此外,所述影像辨識亦可應用在醫療記錄的比對上,如上述本發明的醫療記錄儲存在資料庫135中,其中經儲存的醫療記錄即為歷史醫療記錄。本發明所屬技術領域中具有通常知識者應當可以理解,歷史醫療記錄產生的時點通常早於醫療記錄(亦可稱為當前醫療記錄)。 In addition, the image recognition can also be applied to the comparison of medical records. For example, the medical records of the present invention are stored in the database 135, wherein the stored medical records are historical medical records. A person with ordinary knowledge in the technical field to which the present invention belongs should understand that the time when the historical medical records are generated is usually earlier than the medical records (also referred to as current medical records).

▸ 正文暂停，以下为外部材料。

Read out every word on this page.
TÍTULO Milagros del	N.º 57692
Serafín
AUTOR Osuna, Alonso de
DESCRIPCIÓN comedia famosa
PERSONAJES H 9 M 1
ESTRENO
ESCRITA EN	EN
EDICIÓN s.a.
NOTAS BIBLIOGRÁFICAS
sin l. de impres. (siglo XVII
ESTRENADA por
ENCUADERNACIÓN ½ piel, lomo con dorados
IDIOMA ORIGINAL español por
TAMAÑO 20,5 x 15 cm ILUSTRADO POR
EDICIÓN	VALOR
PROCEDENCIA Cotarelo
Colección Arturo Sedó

第4圖為依據本發明一實施方式所示之由顯示裝置125顯示的醫療記錄畫面400。具體而言,由於每一次所儲存的醫療記錄422中都會隨時間變成歷史醫療記錄424,無論是醫療記錄422或歷史醫療記錄424皆可對應於一個體。 FIG. 4 is a medical record screen 400 displayed by the display device 125 according to an embodiment of the present invention. Specifically, since each stored medical record 422 will become a historical medical record 424 over time, both the medical record 422 and the historical medical record 424 can correspond to an individual.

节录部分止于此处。